Monday, 13 April 2020

Movie Review: Being John Malkovich (1999)


A fiercely original drama and comedy, Being John Malkovich explores issues of fulfillment, control and sexual adventurism through a bizarre and unforgettable premise.

In New York City, Craig Schwartz (John Cusack) is an unemployed puppeteer, married to pet-lover Lotte (Cameron Diaz). He reluctantly accepts a menial filing job at LesterCorp, located on the low-ceilinged floor 7.5 of a highrise. His boss is the elderly but sex-obsessed Dr. Lester (Orson Bean). Craig falls in love at first sight with co-worker Maxine (Catherine Keener), who remains mostly cold and aloof.

Behind a filing cabinet, Craig uncovers a secret passage leading into the brain of actor John Malkovich (playing himself). The experience of being in someone else's head is physically and emotionally exhilarating. After Lotte has her turn in Malkovich's brain she starts to question her sexuality and also falls in love with Maxine, who reciprocates, inflaming Craig's jealousy. Maxine and Craig launch a business selling 15 minute incursions into Malkovich for $200, while Maxine starts dating the actor, timing sexual encounters for when Lotte is inside his head.

From the creative imagination of writer Charlie Kaufman and director Spike Jonze, Being John Malkovich offers an absurdist, unhinged story. With an abundance of fresh ideas and unexpected twists at every junction, the film creates its own unique path towards upturning expectations. The film captivates by never settling for anything remotely predictable, and even late into the third act, the novel perspectives keep coming.
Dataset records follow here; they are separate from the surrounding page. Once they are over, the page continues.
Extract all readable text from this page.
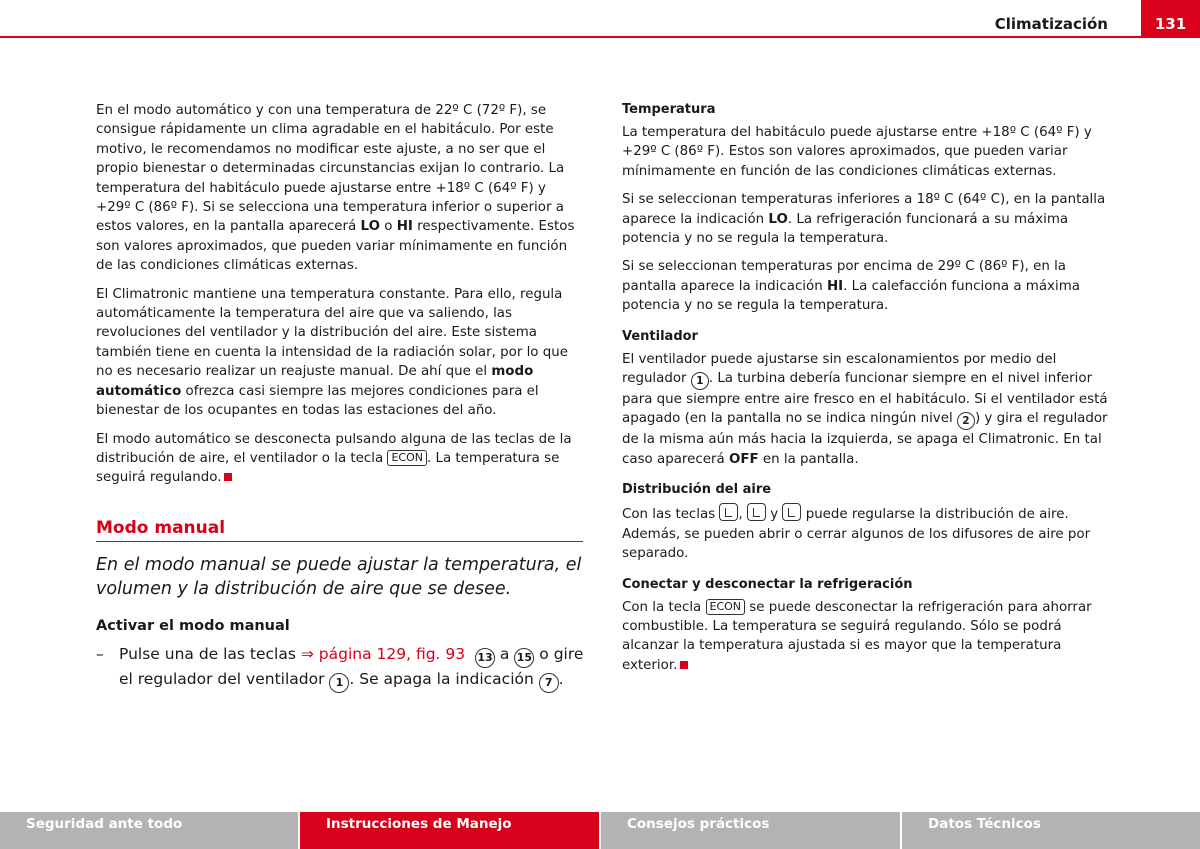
Climatización	131

En el modo automático y con una temperatura de 22º C (72º F), se consigue rápidamente un clima agradable en el habitáculo. Por este motivo, le recomendamos no modificar este ajuste, a no ser que el propio bienestar o determinadas circunstancias exijan lo contrario. La temperatura del habitáculo puede ajustarse entre +18º C (64º F) y +29º C (86º F). Si se selecciona una temperatura inferior o superior a estos valores, en la pantalla aparecerá LO o HI respectivamente. Estos son valores aproximados, que pueden variar mínimamente en función de las condiciones climáticas externas.

El Climatronic mantiene una temperatura constante. Para ello, regula automáticamente la temperatura del aire que va saliendo, las revoluciones del ventilador y la distribución del aire. Este sistema también tiene en cuenta la intensidad de la radiación solar, por lo que no es necesario realizar un reajuste manual. De ahí que el modo automático ofrezca casi siempre las mejores condiciones para el bienestar de los ocupantes en todas las estaciones del año.

El modo automático se desconecta pulsando alguna de las teclas de la distribución de aire, el ventilador o la tecla ECON . La temperatura se seguirá regulando.

Modo manual
En el modo manual se puede ajustar la temperatura, el volumen y la distribución de aire que se desee.
Activar el modo manual
– Pulse una de las teclas ⇒ página 129, fig. 93 13 a 15 o gire el regulador del ventilador 1 . Se apaga la indicación 7 .
Temperatura

La temperatura del habitáculo puede ajustarse entre +18º C (64º F) y +29º C (86º F). Estos son valores aproximados, que pueden variar mínimamente en función de las condiciones climáticas externas.

Si se seleccionan temperaturas inferiores a 18º C (64º C), en la pantalla aparece la indicación LO. La refrigeración funcionará a su máxima potencia y no se regula la temperatura.

Si se seleccionan temperaturas por encima de 29º C (86º F), en la pantalla aparece la indicación HI. La calefacción funciona a máxima potencia y no se regula la temperatura.

Ventilador

El ventilador puede ajustarse sin escalonamientos por medio del regulador 1 . La turbina debería funcionar siempre en el nivel inferior para que siempre entre aire fresco en el habitáculo. Si el ventilador está apagado (en la pantalla no se indica ningún nivel 2 ) y gira el regulador de la misma aún más hacia la izquierda, se apaga el Climatronic. En tal caso aparecerá OFF en la pantalla.

Distribución del aire

Con las teclas ,  y  puede regularse la distribución de aire. Además, se pueden abrir o cerrar algunos de los difusores de aire por separado.

Conectar y desconectar la refrigeración

Con la tecla ECON se puede desconectar la refrigeración para ahorrar combustible. La temperatura se seguirá regulando. Sólo se podrá alcanzar la temperatura ajustada si es mayor que la temperatura exterior.

Seguridad ante todo	Instrucciones de Manejo	Consejos prácticos	Datos Técnicos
Kaufman plays with the intersecting concepts of being in charge and achieving personal gratification. Craig is a failure at being a puppeteer, his elaborate compositions too psychologically anguished for a broad audience. But inside Malkovich he can leverage celebrity status to fulfill an artiste dream, both by finally exerting ultimate control and transforming an actor into a puppeteer. Meanwhile Lotte finds an avenue to explore an alternative sexuality, while Maxine is game for anything that heightens her already elevated kinkiness.

But it's not all serious. As a package Being John Malkovich floats on bubbles of comical superfluity and carries an irreverent charm with just-because humour. Lotte's pet animals mainly serve to clutter Craig's life, and the monkey Elijah is suffering from his own psychological issues (complete with a flashback). The 7.5 floor with its elevator challenge and low ceiling is delightfully irrelevant. The LesterCorp staff members, including receptionist Floris (Mary Kay Place), have issues with basic language comprehension, and Dr. Lester has a succession of tangential yet crucial interventions in Craig's misadventures.

The four principal cast members have rarely been better. John Cusack fully commits to a greasy, tortured but talented artist aesthetic. Catherine Keener finds one of her career-best roles as a woman running mental laps around everyone else while seeking the next thrill. Cameron Diaz is almost unrecognizable, stripping away any hint of glamour to coddle her pets and unleash sexual excitement from unexpected experiences. And finally Malkovich himself pulls off the unique task of being himself and not himself, present as his own body but not necessarily in control.

Looking through the eyes of another as the best exploration of self, Being John Malkovich is a singular bolt of lightning.